— Я хочу у тебя отдохнуть, — проговорил он и опустился на лежанку.
Старая императрица подсела к сыну, положила его голову к себе на колени и стала его убаюкивать. Она чувствовала в нем собственную плоть. Своей тонкой, мудрой рукой, прикасавшейся ко всем тайнам жизни, она заслонила ему глаза, чтобы ему не мешал свет. Она склонилась над ним; тень ее могущественной груди падала на его лицо.
— Сын мой, — бормотала она, — сын мой!..
Нерон весь отдался своей усталости. Он прислушивался к успокоительному шепоту Агриппины и на мгновение почувствовал давно забытый вкус материнского молока и благотворный покой, снисходивший на него когда-то от близости матери, даже в самые тревожные минуты жизни. Она показалась ему спасительницей, как в детстве, когда его ночью лихорадило, и он просил у нее воды.
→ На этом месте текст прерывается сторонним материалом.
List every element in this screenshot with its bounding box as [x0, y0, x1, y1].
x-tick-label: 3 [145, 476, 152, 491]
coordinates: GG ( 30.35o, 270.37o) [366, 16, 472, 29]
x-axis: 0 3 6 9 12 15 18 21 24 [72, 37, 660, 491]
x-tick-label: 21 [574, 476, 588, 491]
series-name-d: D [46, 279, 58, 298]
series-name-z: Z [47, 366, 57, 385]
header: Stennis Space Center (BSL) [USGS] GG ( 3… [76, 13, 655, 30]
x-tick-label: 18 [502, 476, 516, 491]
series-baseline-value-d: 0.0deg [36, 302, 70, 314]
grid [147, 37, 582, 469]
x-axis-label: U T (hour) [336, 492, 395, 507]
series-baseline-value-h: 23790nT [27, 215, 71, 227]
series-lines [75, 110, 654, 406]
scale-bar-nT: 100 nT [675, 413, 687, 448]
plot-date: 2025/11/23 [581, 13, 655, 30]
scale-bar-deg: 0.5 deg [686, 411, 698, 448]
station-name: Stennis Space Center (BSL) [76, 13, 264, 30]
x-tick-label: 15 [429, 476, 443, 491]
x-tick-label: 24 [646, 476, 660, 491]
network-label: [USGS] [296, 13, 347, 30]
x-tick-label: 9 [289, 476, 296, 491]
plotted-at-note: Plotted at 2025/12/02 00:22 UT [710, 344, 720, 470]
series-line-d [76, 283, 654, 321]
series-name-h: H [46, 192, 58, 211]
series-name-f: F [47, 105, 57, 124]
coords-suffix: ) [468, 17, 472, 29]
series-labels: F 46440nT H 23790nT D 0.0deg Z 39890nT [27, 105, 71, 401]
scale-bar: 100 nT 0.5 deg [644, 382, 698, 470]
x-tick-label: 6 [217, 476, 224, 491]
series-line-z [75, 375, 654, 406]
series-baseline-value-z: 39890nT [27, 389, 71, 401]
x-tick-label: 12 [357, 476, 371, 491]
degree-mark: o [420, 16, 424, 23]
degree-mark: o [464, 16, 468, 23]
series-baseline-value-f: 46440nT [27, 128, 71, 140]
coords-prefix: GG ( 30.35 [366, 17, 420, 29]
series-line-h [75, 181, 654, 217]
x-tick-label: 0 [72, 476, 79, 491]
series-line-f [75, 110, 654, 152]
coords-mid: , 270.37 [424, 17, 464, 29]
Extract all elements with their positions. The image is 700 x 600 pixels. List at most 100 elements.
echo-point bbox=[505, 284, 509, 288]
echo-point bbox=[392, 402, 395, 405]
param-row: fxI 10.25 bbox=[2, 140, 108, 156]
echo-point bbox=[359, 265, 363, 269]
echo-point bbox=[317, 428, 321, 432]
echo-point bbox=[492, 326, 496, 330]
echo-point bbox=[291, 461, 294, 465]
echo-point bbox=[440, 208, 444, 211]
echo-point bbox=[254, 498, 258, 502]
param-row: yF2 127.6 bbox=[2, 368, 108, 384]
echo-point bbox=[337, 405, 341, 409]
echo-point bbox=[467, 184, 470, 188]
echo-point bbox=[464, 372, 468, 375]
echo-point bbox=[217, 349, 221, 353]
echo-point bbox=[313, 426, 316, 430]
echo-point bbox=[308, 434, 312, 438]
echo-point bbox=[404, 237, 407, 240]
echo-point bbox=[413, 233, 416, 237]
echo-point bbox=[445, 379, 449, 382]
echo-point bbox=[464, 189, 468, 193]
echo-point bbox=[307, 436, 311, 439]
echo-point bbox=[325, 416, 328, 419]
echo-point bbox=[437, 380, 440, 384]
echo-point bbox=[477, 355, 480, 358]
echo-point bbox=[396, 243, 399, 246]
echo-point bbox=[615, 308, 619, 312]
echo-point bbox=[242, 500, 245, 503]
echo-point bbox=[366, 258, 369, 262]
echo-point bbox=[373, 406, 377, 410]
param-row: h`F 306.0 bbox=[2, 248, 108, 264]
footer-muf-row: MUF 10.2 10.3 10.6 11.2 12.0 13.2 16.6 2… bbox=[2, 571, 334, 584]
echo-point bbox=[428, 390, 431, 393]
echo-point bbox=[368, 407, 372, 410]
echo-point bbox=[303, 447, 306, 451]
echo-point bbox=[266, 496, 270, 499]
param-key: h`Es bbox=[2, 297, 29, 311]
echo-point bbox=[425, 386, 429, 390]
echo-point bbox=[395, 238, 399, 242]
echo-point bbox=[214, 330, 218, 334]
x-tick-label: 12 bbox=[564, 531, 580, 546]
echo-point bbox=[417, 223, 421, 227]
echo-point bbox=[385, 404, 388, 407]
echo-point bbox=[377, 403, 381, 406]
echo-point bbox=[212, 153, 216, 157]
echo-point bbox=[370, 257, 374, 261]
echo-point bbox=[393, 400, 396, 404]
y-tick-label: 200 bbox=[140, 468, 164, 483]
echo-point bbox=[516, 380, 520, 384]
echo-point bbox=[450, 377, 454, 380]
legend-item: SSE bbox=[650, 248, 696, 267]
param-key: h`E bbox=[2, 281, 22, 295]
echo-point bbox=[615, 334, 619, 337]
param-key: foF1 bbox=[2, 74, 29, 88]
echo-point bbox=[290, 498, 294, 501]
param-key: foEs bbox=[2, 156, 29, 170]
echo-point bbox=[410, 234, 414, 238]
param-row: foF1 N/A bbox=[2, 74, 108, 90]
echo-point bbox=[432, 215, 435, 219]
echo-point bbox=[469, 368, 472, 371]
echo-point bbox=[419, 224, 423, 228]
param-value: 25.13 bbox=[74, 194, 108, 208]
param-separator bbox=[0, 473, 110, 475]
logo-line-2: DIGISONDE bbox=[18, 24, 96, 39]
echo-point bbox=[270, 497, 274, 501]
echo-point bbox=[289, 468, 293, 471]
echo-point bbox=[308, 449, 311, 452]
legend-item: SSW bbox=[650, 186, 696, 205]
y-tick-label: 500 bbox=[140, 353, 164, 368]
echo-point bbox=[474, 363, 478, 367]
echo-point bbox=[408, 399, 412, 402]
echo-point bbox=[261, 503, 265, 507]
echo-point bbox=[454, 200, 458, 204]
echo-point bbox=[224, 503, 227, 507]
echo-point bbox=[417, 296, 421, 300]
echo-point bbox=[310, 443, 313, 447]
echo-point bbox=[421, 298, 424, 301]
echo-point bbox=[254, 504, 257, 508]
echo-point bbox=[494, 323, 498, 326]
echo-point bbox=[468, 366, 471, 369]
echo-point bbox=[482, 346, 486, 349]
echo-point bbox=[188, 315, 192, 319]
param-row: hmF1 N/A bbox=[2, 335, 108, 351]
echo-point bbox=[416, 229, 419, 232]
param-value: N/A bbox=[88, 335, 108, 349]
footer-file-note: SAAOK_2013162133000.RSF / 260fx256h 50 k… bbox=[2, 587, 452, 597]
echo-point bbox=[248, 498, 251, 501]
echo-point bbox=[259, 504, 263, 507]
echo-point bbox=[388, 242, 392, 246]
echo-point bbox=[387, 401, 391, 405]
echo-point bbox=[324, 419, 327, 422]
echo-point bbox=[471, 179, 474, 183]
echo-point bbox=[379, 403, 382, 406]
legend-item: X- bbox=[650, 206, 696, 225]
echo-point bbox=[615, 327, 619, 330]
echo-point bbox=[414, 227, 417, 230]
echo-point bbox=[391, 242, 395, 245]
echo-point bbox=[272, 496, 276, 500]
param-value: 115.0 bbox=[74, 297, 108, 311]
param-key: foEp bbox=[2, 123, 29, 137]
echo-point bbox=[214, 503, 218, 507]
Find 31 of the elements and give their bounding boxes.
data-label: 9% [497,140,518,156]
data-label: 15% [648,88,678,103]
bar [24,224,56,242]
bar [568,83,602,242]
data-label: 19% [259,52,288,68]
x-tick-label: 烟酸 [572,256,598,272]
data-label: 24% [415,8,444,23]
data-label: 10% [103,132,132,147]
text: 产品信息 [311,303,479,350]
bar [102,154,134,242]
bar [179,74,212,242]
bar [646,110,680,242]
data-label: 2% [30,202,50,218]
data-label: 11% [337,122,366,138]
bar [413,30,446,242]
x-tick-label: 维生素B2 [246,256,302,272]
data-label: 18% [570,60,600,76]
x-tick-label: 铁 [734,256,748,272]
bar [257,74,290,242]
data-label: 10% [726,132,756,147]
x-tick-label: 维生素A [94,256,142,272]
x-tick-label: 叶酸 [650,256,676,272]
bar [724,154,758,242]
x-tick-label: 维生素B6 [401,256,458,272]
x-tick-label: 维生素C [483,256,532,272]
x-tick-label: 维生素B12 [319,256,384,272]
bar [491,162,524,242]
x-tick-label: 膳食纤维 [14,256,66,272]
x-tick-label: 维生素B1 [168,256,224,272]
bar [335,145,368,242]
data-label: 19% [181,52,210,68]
Агриппина вновь видела в нем свое родное дитя, ради которого зашла так далеко, что сердце ее безнадежно сжималось, когда она оглядывалась на пройденный путь.
Кротко и смиренно она заступилась перед ним за Октавию.
— За что ты на нее прогневался? Ты только из-за ее отсутствия и страдаешь. Весь Рим ей сочувствует. Сенат хотел бы вернуть ее. Если бы она возвратилась, все было бы снова хорошо, и все мы были бы счастливы.
Голова Нерона заметалась на коленях матери.
Он был снова под влиянием Агриппины.
Она приказывала подавать широкие носилки, и они вместе совершали прогулки, доверчиво болтая, как прежде. Целыми днями она его не отпускала от себя. Под ее охраной он чувствовал себя спокойнее.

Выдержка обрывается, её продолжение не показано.